1. ## Induction Proof again :(

Hi all,
Once again I'm pretty stumped at this one.
3^3 = 27
3^4 = 81
3^5 =243
3^6 = 729
3^7 = 2187

Now these are the same practically. An even second to last digit and a seven as the last digit. So the pattern will loop. Just proving it seems a right pain! Any help at all would be appreciated.

2. Originally Posted by Jimbobobo

Hi all,
Once again I'm pretty stumped at this one.
3^3 = 27
3^4 = 81
3^5 =243
3^6 = 729
3^7 = 2187

Now these are the same practically. An even second to last digit and a seven as the last digit. So the pattern will loop. Just proving it seems a right pain! Any help at all would be appreciated.
I can't see your linked image, and I doubt anyone else can either.

RonL

3. Prove by induction that in the decimal form 3^n, the second from end digit is even.

4. Originally Posted by Jimbobobo
Prove by induction that in the decimal form 3^n, the second from end digit is even.
Base case n=3 then 3^3=27 and so it is true that the second least significant digit is even.

Suppose it true for some $\displaystyle k$, that is the second least significant digit is even.
Now $\displaystyle 3^k$ is odd, and not divisible by $\displaystyle 5$, so the least significant digit is one of:

$\displaystyle 1,\ 3,\ 7,\ 9.$

Now the carry when these are multiplied by $\displaystyle 3$ is even (either $\displaystyle 0$ or $\displaystyle 2$), and
$\displaystyle 3$ times the second least significant digit of $\displaystyle 3^k$ is even.

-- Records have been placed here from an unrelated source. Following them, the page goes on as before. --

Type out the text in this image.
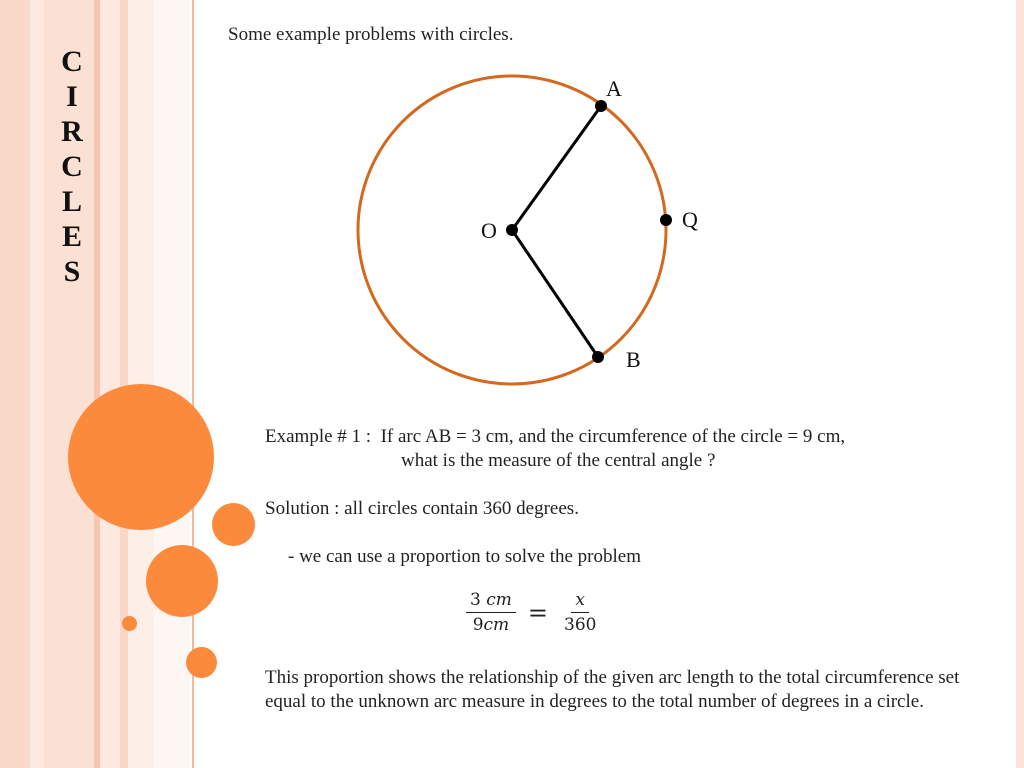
C
I
R
C
L
E
S
Some example problems with circles.
A
Q
O
B
Example # 1 : If arc AB = 3 cm, and the circumference of the circle = 9 cm,
what is the measure of the central angle ?
Solution : all circles contain 360 degrees.
- we can use a proportion to solve the problem
$\frac{3 cm}{9cm} = \frac{x}{360}$
This proportion shows the relationship of the given arc length to the total circumference set equal to the unknown arc measure in degrees to the total number of degrees in a circle.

Even plus an even is
even so the second least significant digit of $\displaystyle 3^{3+1}$ is even, which
completes the induction step.

So we have proven that for all $\displaystyle n>2$ the second least significant digit is even.

RonL

5. Hello, Jimbobobo!

I have a slight variation of RonL's solution.

Prove by induction that in the decimal form of $\displaystyle 3^n$, the tens-digit is even.
We note that $\displaystyle 3^n$ ends in: 1, 3, 7, or 9.

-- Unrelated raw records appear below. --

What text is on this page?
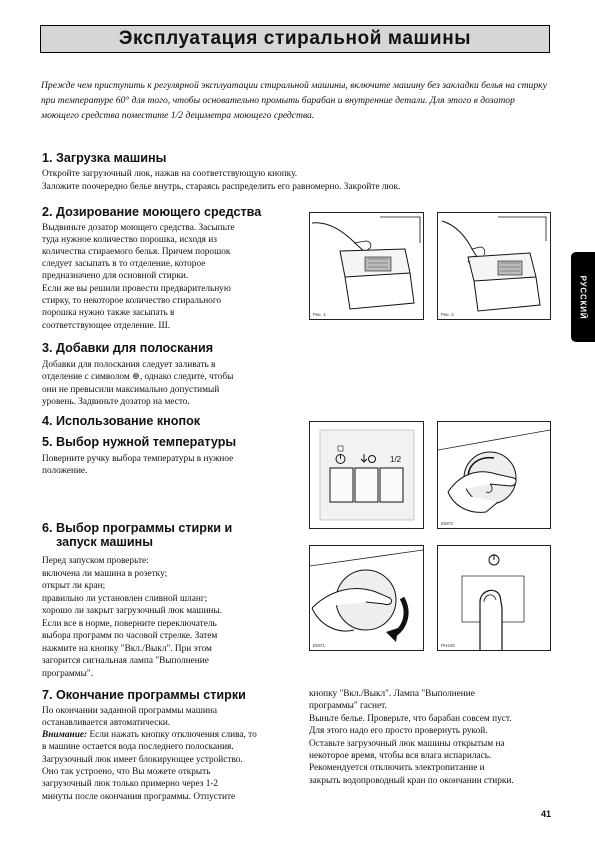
Эксплуатация стиральной машины

Прежде чем приступить к регулярной эксплуатации стиральной машины, включите машину без закладки белья на стирку при температуре 60° для того, чтобы основательно промыть барабан и внутренние детали. Для этого в дозатор моющего средства поместите 1/2 дециметра моющего средства.

1. Загрузка машины

Откройте загрузочный люк, нажав на соответствующую кнопку.

Заложите поочередно белье внутрь, стараясь распределить его равномерно. Закройте люк.

2. Дозирование моющего средства

Выдвиньте дозатор моющего средства. Засыпьте

туда нужное количество порошка, исходя из

количества стираемого белья. Причем порошок

следует засыпать в то отделение, которое

предназначено для основной стирки.

Если же вы решили провести предварительную

стирку, то некоторое количество стирального

порошка нужно также засыпать в

соответствующее отделение. Ш.

3. Добавки для полоскания

Добавки для полоскания следует заливать в

отделение с символом ⊛, однако следите, чтобы

они не превысили максимально допустимый

уровень. Задвиньте дозатор на место.

4. Использование кнопок
5. Выбор нужной температуры

Поверните ручку выбора температуры в нужное

положение.

6. Выбор программы стирки и
запуск машины

Перед запуском проверьте:

включена ли машина в розетку;

открыт ли кран;

правильно ли установлен сливной шланг;

хорошо ли закрыт загрузочный люк машины.

Если все в норме, поверните переключатель

выбора программ по часовой стрелке. Затем

нажмите на кнопку "Вкл./Выкл". При этом

загорится сигнальная лампа "Выполнение

программы".

7. Окончание программы стирки

По окончании заданной программы машина

останавливается автоматически.

Внимание: Если нажать кнопку отключения слива, то

в машине остается вода последнего полоскания.

Загрузочный люк имеет блокирующее устройство.

Оно так устроено, что Вы можете открыть

загрузочный люк только примерно через 1-2

минуты после окончания программы. Отпустите

кнопку "Вкл./Выкл". Лампа "Выполнение

программы" гаснет.

Выньте белье. Проверьте, что барабан совсем пуст.

Для этого надо его просто провернуть рукой.

Оставьте загрузочный люк машины открытым на

некоторое время, чтобы вся влага испарилась.

Рекомендуется отключить электропитание и

закрыть водопроводный кран по окончании стирки.

Рис. 1	Рис. 2
1/2
EM73
EM71	PH440
РУССКИЙ
41
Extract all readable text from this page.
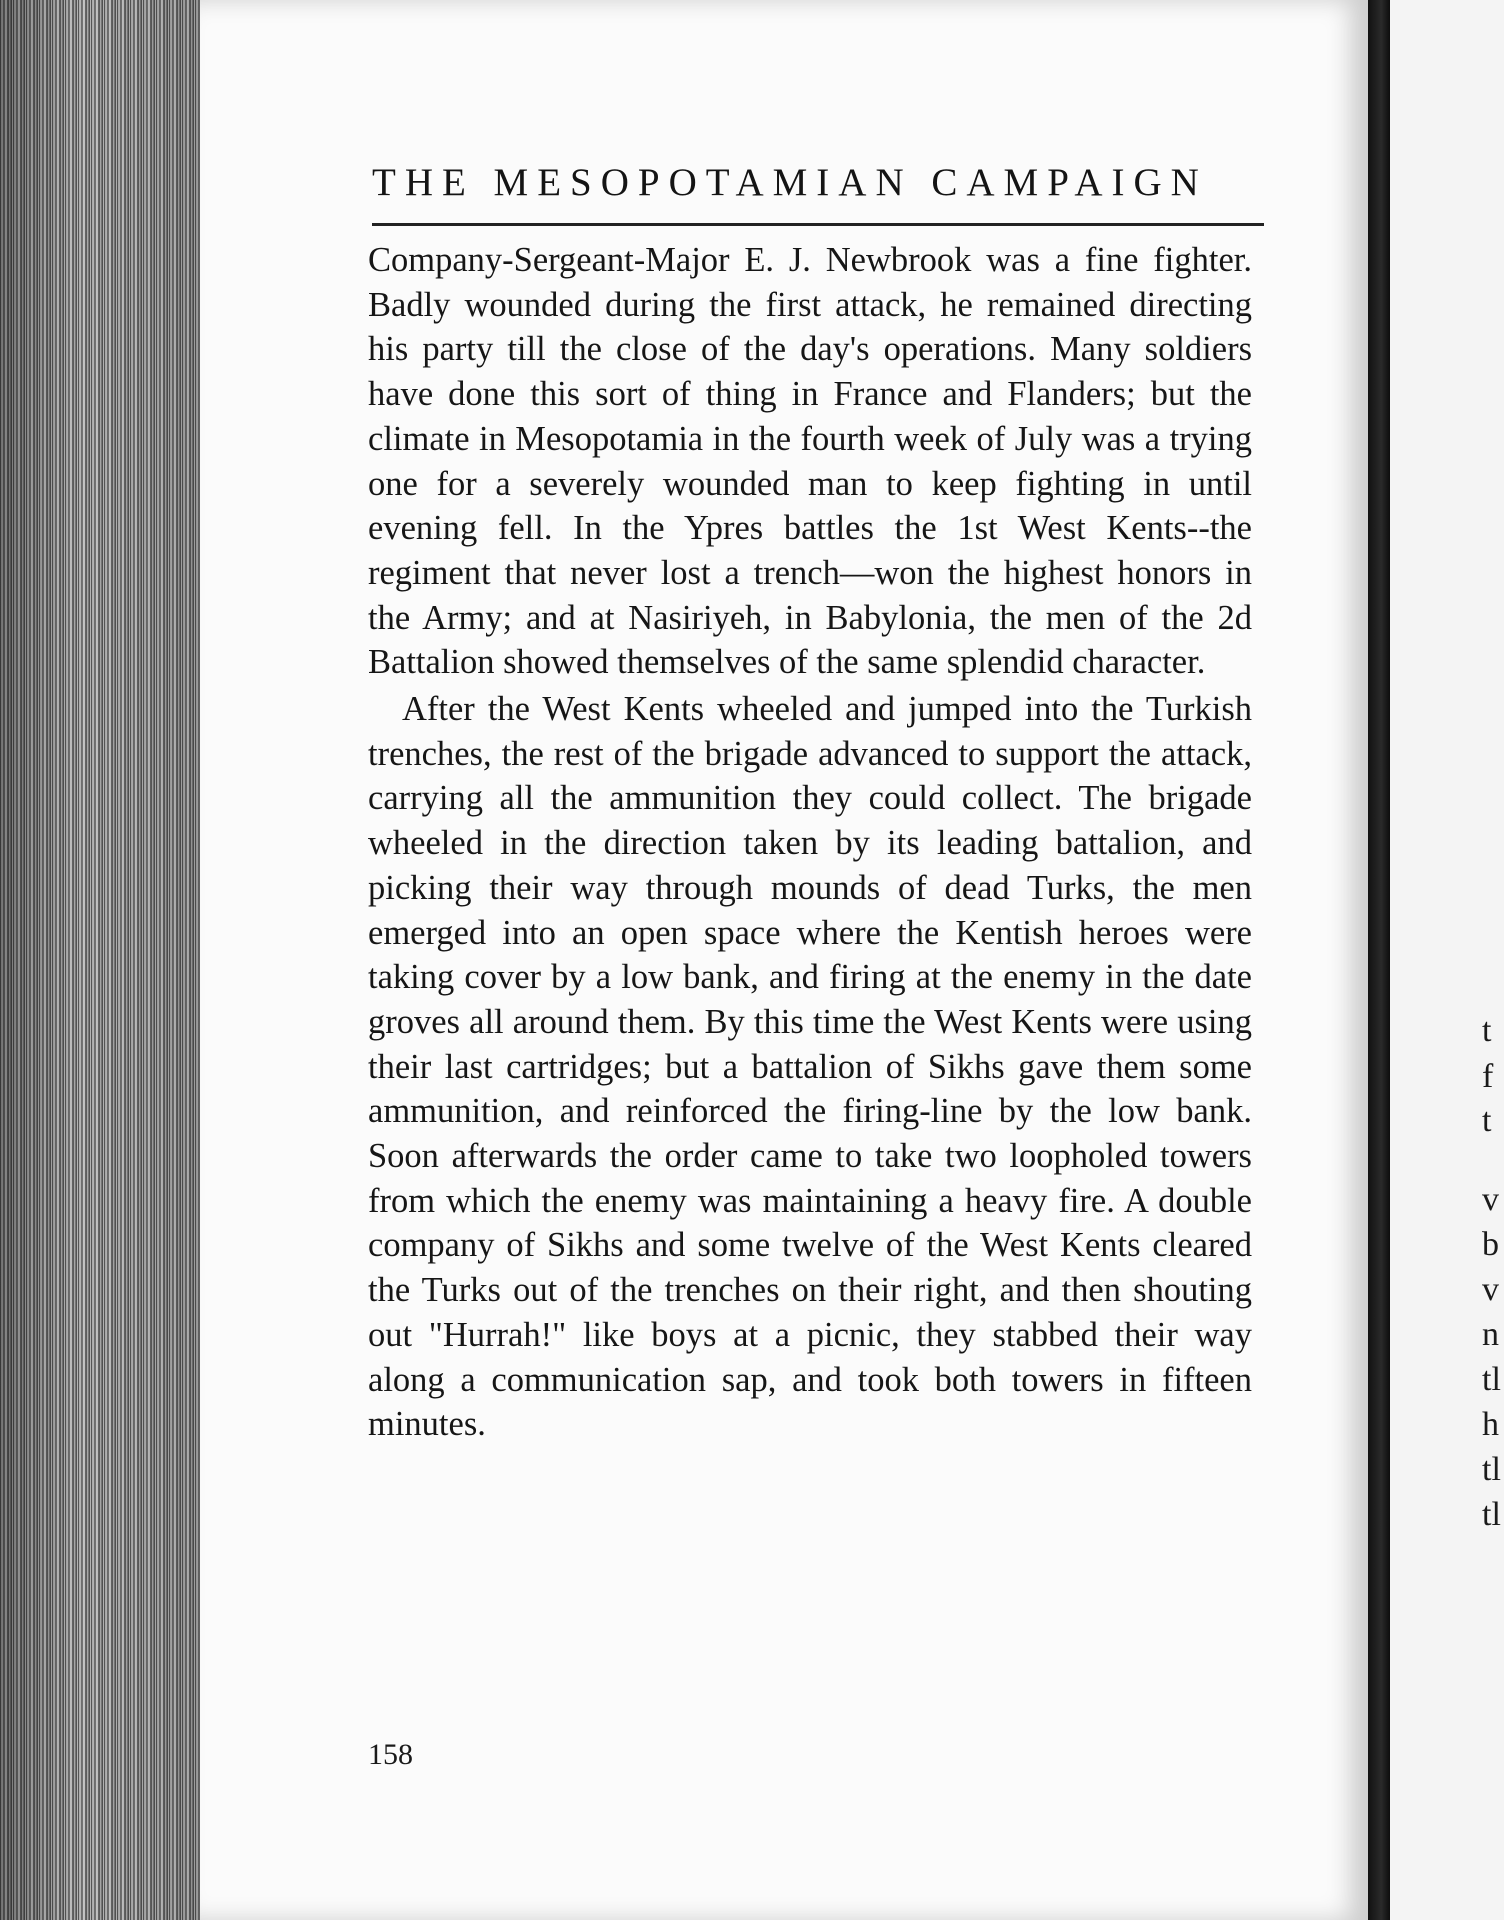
THE MESOPOTAMIAN CAMPAIGN

Company-Sergeant-Major E. J. Newbrook was a fine fighter. Badly wounded during the first attack, he remained directing his party till the close of the day's operations. Many soldiers have done this sort of thing in France and Flanders; but the climate in Mesopotamia in the fourth week of July was a trying one for a severely wounded man to keep fighting in until evening fell. In the Ypres battles the 1st West Kents--the regiment that never lost a trench—won the highest honors in the Army; and at Nasiriyeh, in Babylonia, the men of the 2d Battalion showed themselves of the same splendid character.

After the West Kents wheeled and jumped into the Turkish trenches, the rest of the brigade advanced to support the attack, carrying all the ammunition they could collect. The brigade wheeled in the direction taken by its leading battalion, and picking their way through mounds of dead Turks, the men emerged into an open space where the Kentish heroes were taking cover by a low bank, and firing at the enemy in the date groves all around them. By this time the West Kents were using their last cartridges; but a battalion of Sikhs gave them some ammunition, and reinforced the firing-line by the low bank. Soon afterwards the order came to take two loopholed towers from which the enemy was maintaining a heavy fire. A double company of Sikhs and some twelve of the West Kents cleared the Turks out of the trenches on their right, and then shouting out "Hurrah!" like boys at a picnic, they stabbed their way along a communication sap, and took both towers in fifteen minutes.

158
t
f
t
v
b
v
n
tl
h
tl
tl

And $\displaystyle 3^{n+1}$ ends in: 03, 09, 21, or 27.
. . Hence, there is a "carry" of either 0 or 2.

Verify $\displaystyle S(1)\!:\;\;3^1 \:=\:03$ . . . true!

Assume $\displaystyle S(k)\!:\;\;3^k$ has an even tens-digit.

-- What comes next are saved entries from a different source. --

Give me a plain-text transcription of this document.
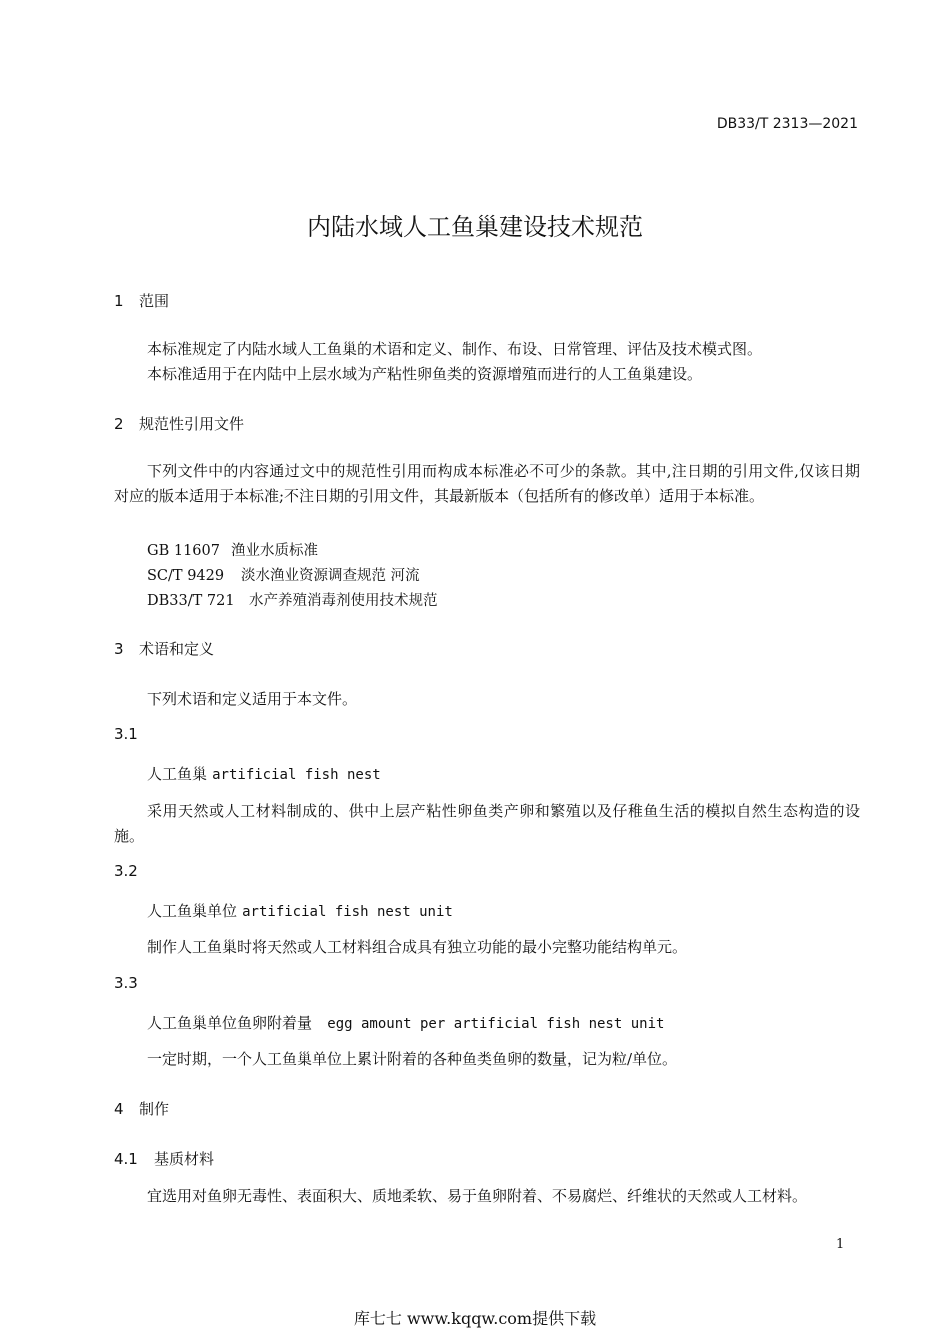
DB33/T 2313—2021
内陆水域人工鱼巢建设技术规范
1 范围
本标准规定了内陆水域人工鱼巢的术语和定义、制作、布设、日常管理、评估及技术模式图。
本标准适用于在内陆中上层水域为产粘性卵鱼类的资源增殖而进行的人工鱼巢建设。
2 规范性引用文件
下列文件中的内容通过文中的规范性引用而构成本标准必不可少的条款。其中,注日期的引用文件,仅该日期对应的版本适用于本标准;不注日期的引用文件，其最新版本（包括所有的修改单）适用于本标准。
GB 11607 渔业水质标准
SC/T 9429 淡水渔业资源调查规范 河流
DB33/T 721 水产养殖消毒剂使用技术规范
3 术语和定义
下列术语和定义适用于本文件。
3.1
人工鱼巢 artificial fish nest
采用天然或人工材料制成的、供中上层产粘性卵鱼类产卵和繁殖以及仔稚鱼生活的模拟自然生态构造的设施。
3.2
人工鱼巢单位 artificial fish nest unit
制作人工鱼巢时将天然或人工材料组合成具有独立功能的最小完整功能结构单元。
3.3
人工鱼巢单位鱼卵附着量 egg amount per artificial fish nest unit
一定时期，一个人工鱼巢单位上累计附着的各种鱼类鱼卵的数量，记为粒/单位。
4 制作
4.1 基质材料
宜选用对鱼卵无毒性、表面积大、质地柔软、易于鱼卵附着、不易腐烂、纤维状的天然或人工材料。
1
库七七 www.kqqw.com提供下载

. . This means that: .$\displaystyle 3^k$ is of the form: .$\displaystyle 10(even) + \{1,3,7,9\}$

. . Hence: .$\displaystyle 3^k \:=\:10(even) + \{1,3,7,9\}$

Multiply by 3: .$\displaystyle 3^{k+1} \;=\;3\left[10(even) + \{1,3,7,9\}\right]$

. . $\displaystyle \text{and we have: }\;3^{k+1} \;=\;\underbrace{10\!\cdot\!3(even)}_{\text{even}} + \underbrace{3\!\cdot\!\{1,3,7,9\}}_{\text{carry: 0 or 2}}$

$\displaystyle \text{Hence: }\;3^{k+1} \;=\;10\cdot\underbrace{[3(even) + \{0,2\}]}_{\text{even}} + \{1,3,7,9\}$

Therefore, $\displaystyle 3^{k+1}$ has an even tens-digit.
. . The inductive proof is complete.

~ ~ ~ ~ ~ ~ ~ ~ ~ ~ ~ ~ ~ ~ ~ ~ ~ ~ ~ ~ ~ ~ ~ ~ ~ ~ ~ ~ ~ ~

I had this wild idea of using binary, but I got nowhere.

Consider: .$\displaystyle 3 \:=\:11_2$

I thought that .$\displaystyle \left(11_2\right)^n$ would lead to a neat solution,
. . but I didn't find one.

Anyone care to give it a try?